I'll be the first to admit that I am not beyond correction in my views. I'm still growing and learning. However, the problem with this particular objection is that it exposes the very problem that this book sets out to address. Namely, we Christians are very confused about what the church is. By no means am I criticizing the church. In fact, I'm writing this volume because I love the church very much. And it's because of that love that I wish to see the body of Christ express itself in ways that I believe God originally intended. The church, therefore, should not be confused with an organization, a denomination, a movement, or a leadership structure. The church is the people of God, the very bride of Jesus Christ. And as I will argue in this book, God has not been silent on how the church naturally expresses herself on the earth. Therefore, it's the present practices of the church that I'm seeking to reimagine, not the church itself.
In addition, I would never claim that there is one "right" way of doing church. And I certainly do not claim that I've found it. This book reimagines church in some fresh ways — ways that I believe are in harmony with the teachings of Jesus and the apostles. And for me and scores of other believers, we have found these ways to match our deepest longings as Christians.

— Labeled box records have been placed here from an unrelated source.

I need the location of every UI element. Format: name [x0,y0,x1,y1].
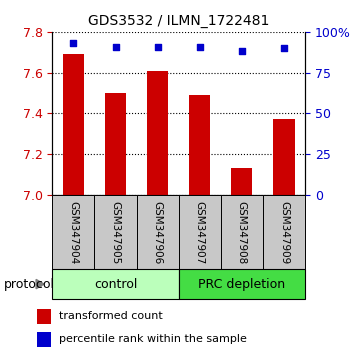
Bar [221,195,263,269]
Bar [274,119,295,195]
Text: GSM347905: GSM347905 [110,201,121,264]
Polygon shape [36,279,44,289]
Bar [189,95,210,195]
Title: GDS3532 / ILMN_1722481: GDS3532 / ILMN_1722481 [88,14,269,28]
Text: control: control [94,278,137,291]
Bar [52,195,95,269]
Point [155,44,161,49]
Bar [263,195,305,269]
Bar [37,309,51,324]
Bar [63,54,84,195]
Point [239,48,245,54]
Bar [95,195,136,269]
Text: percentile rank within the sample: percentile rank within the sample [58,335,247,344]
Point [113,44,118,49]
Text: GSM347908: GSM347908 [237,201,247,264]
Bar [105,93,126,195]
Point [70,40,76,46]
Bar [231,168,252,195]
Text: GSM347906: GSM347906 [153,201,163,264]
Bar [147,70,168,195]
Bar [136,195,179,269]
Point [281,45,287,51]
Text: GSM347909: GSM347909 [279,201,289,264]
Text: GSM347904: GSM347904 [68,201,78,264]
Bar [179,195,221,269]
Point [197,44,203,49]
Bar [52,269,179,299]
Bar [179,269,305,299]
Text: GSM347907: GSM347907 [195,201,205,264]
Text: protocol: protocol [4,278,55,291]
Text: transformed count: transformed count [58,312,162,321]
Bar [37,332,51,347]
Text: PRC depletion: PRC depletion [198,278,286,291]
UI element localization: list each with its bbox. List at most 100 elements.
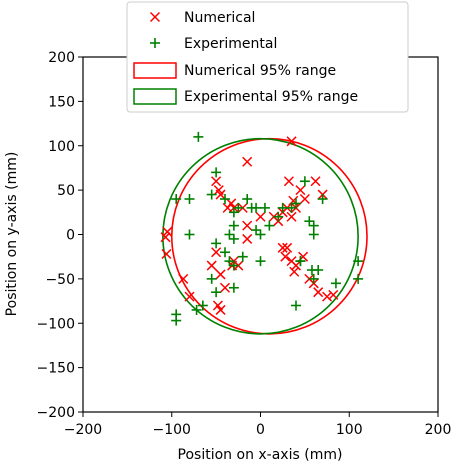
experimental-point <box>273 211 284 222</box>
experimental-point <box>330 278 341 289</box>
numerical-point <box>211 247 222 258</box>
experimental-point <box>242 194 253 204</box>
x-tick-label: −100 <box>153 422 191 438</box>
experimental-point <box>304 216 315 227</box>
range-circles <box>162 137 368 335</box>
experimental-point <box>228 220 239 231</box>
numerical-point <box>280 251 291 262</box>
numerical-point <box>313 287 324 298</box>
numerical-point <box>242 233 253 244</box>
x-tick-label: −200 <box>64 422 102 438</box>
experimental-point <box>264 220 275 231</box>
experimental-point <box>206 273 217 284</box>
experimental-point <box>228 260 239 271</box>
legend-label-experimental: Experimental <box>184 36 277 52</box>
legend-plus-marker <box>150 38 160 48</box>
numerical-point <box>282 242 293 253</box>
numerical-point <box>178 273 189 284</box>
data-points <box>160 131 364 326</box>
legend-box <box>126 1 409 113</box>
experimental-point <box>211 167 222 178</box>
legend-item-numerical: Numerical <box>149 10 255 26</box>
experimental-point <box>228 282 239 293</box>
y-axis-label: Position on y-axis (mm) <box>4 152 20 317</box>
legend-label-numerical: Numerical <box>184 10 255 26</box>
experimental-point <box>224 229 235 240</box>
experimental-point <box>255 229 266 240</box>
experimental-point <box>220 247 230 258</box>
experimental-point <box>295 256 306 267</box>
numerical-point <box>215 269 226 280</box>
numerical-range-circle <box>170 137 368 335</box>
y-tick-label: 0 <box>66 228 75 244</box>
experimental-point <box>184 194 195 204</box>
y-tick-label: 100 <box>48 139 75 155</box>
y-tick-label: −50 <box>45 272 75 288</box>
experimental-point <box>313 265 324 275</box>
experimental-point <box>291 300 301 311</box>
numerical-point <box>277 242 288 253</box>
legend-item-experimental: Experimental <box>150 36 277 52</box>
experimental-point <box>220 194 230 204</box>
x-tick-label: 200 <box>425 422 452 438</box>
numerical-point <box>206 260 217 271</box>
y-tick-label: −150 <box>37 361 75 377</box>
numerical-point <box>161 248 172 260</box>
legend-green-patch <box>133 88 177 105</box>
numerical-point <box>226 198 237 209</box>
experimental-point <box>291 198 301 209</box>
experimental-point <box>228 207 239 218</box>
experimental-point <box>353 256 364 267</box>
legend-x-marker-glyph <box>149 11 161 23</box>
numerical-point <box>286 136 297 147</box>
experimental-point <box>286 202 297 213</box>
experimental-point <box>171 315 182 326</box>
experimental-point <box>299 176 310 187</box>
experimental-point <box>211 287 222 298</box>
numerical-point <box>328 289 339 300</box>
legend-item-numerical-range: Numerical 95% range <box>133 62 336 79</box>
numerical-point <box>212 300 223 311</box>
experimental-point <box>224 256 235 267</box>
numerical-point <box>184 291 195 302</box>
experimental-point <box>308 229 319 240</box>
numerical-point <box>290 260 302 271</box>
numerical-point <box>242 156 253 167</box>
experimental-point <box>193 131 204 142</box>
numerical-point <box>283 176 294 187</box>
legend-plus-marker-glyph <box>150 38 160 48</box>
experimental-point <box>255 256 266 267</box>
legend-label-experimental-range: Experimental 95% range <box>184 89 358 105</box>
experimental-point <box>211 238 222 249</box>
numerical-point <box>219 282 231 293</box>
experimental-point <box>191 304 202 315</box>
numerical-point <box>242 220 253 231</box>
numerical-point <box>295 185 306 196</box>
numerical-point <box>215 189 226 200</box>
experimental-point <box>233 202 244 213</box>
numerical-point <box>215 304 226 315</box>
legend-label-numerical-range: Numerical 95% range <box>184 63 336 79</box>
experimental-point <box>277 202 288 213</box>
experimental-point <box>206 189 217 200</box>
experimental-point <box>317 194 328 204</box>
experimental-point <box>197 300 208 311</box>
y-tick-label: −200 <box>37 405 75 421</box>
x-tick-label: 0 <box>256 422 265 438</box>
numerical-point <box>310 176 321 187</box>
numerical-point <box>322 291 333 302</box>
experimental-point <box>237 251 248 262</box>
numerical-point <box>286 211 297 222</box>
numerical-point <box>289 266 300 277</box>
numerical-point <box>160 232 171 243</box>
experimental-point <box>251 202 262 213</box>
numerical-point <box>162 226 173 237</box>
legend-x-marker <box>149 11 161 23</box>
y-tick-label: −100 <box>37 316 75 332</box>
experimental-point <box>251 225 262 236</box>
x-tick-label: 100 <box>336 422 363 438</box>
experimental-point <box>308 273 319 284</box>
numerical-point <box>211 176 222 187</box>
y-tick-label: 50 <box>57 183 75 199</box>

Two books precede this one. The first is titled The Untold Story of the New Testament Church. In The Untold Story, I rehearse the entire saga of the first-century church in chronological order. The book of Acts and the Epistles are blended together to create an unbroken narrative of the early church. Reimagining Church is based on that free-flowing story. The difference is that Reimagining takes certain frames from that beautiful narrative and divides them up into specific categories. Together, both books paint a compelling portrait of New Testament church life.
The second book, titled Pagan Christianity, historically demonstrates that the contemporary church has strayed far from its original roots. The church as we know it today evolved (or more accurately, devolved) from a living, breathing, vibrant, organic expression of Jesus Christ into a top-heavy, hierarchical organization whose basic structure is patterned after the ancient Roman Empire. Tellingly, most churches today still hold that structure.
This book is divided into two parts. The first part is titled "Community and Gatherings." In it, I explore how the early church lived its life and how it gathered together. I then compare and contrast these elements with the practices of the contemporary church.
The second part of the book is titled "Leadership and Accountability." In it, I introduce a fresh model for understanding leadership, authority, and accountability. This model is countercultural as well as rooted in biblical principle. But it's also practical. I've watched it work over the past twenty years. I've also designed an appendix to give answers to common objections.
Please note that my aim in writing is constructive rather than controversial. Nevertheless, because many of the ideas I present are so radically different from traditional understanding, they will probably raise eyebrows and, in some cases, hostility.
My hope is that you will bear with me and consider each of my arguments in the light of Scripture and under the scrutiny of your own conscience. My attitude in writing is best described by C. S. Lewis: "Think of me as a fellow-patient in the same hospital who, having been admitted a little earlier, could give some advice." My heart's desire is to see God's people set free from the tyranny of the status quo as well as oppressive leadership structures. All for one reason — so that Jesus Christ can be made central and supreme in His church again.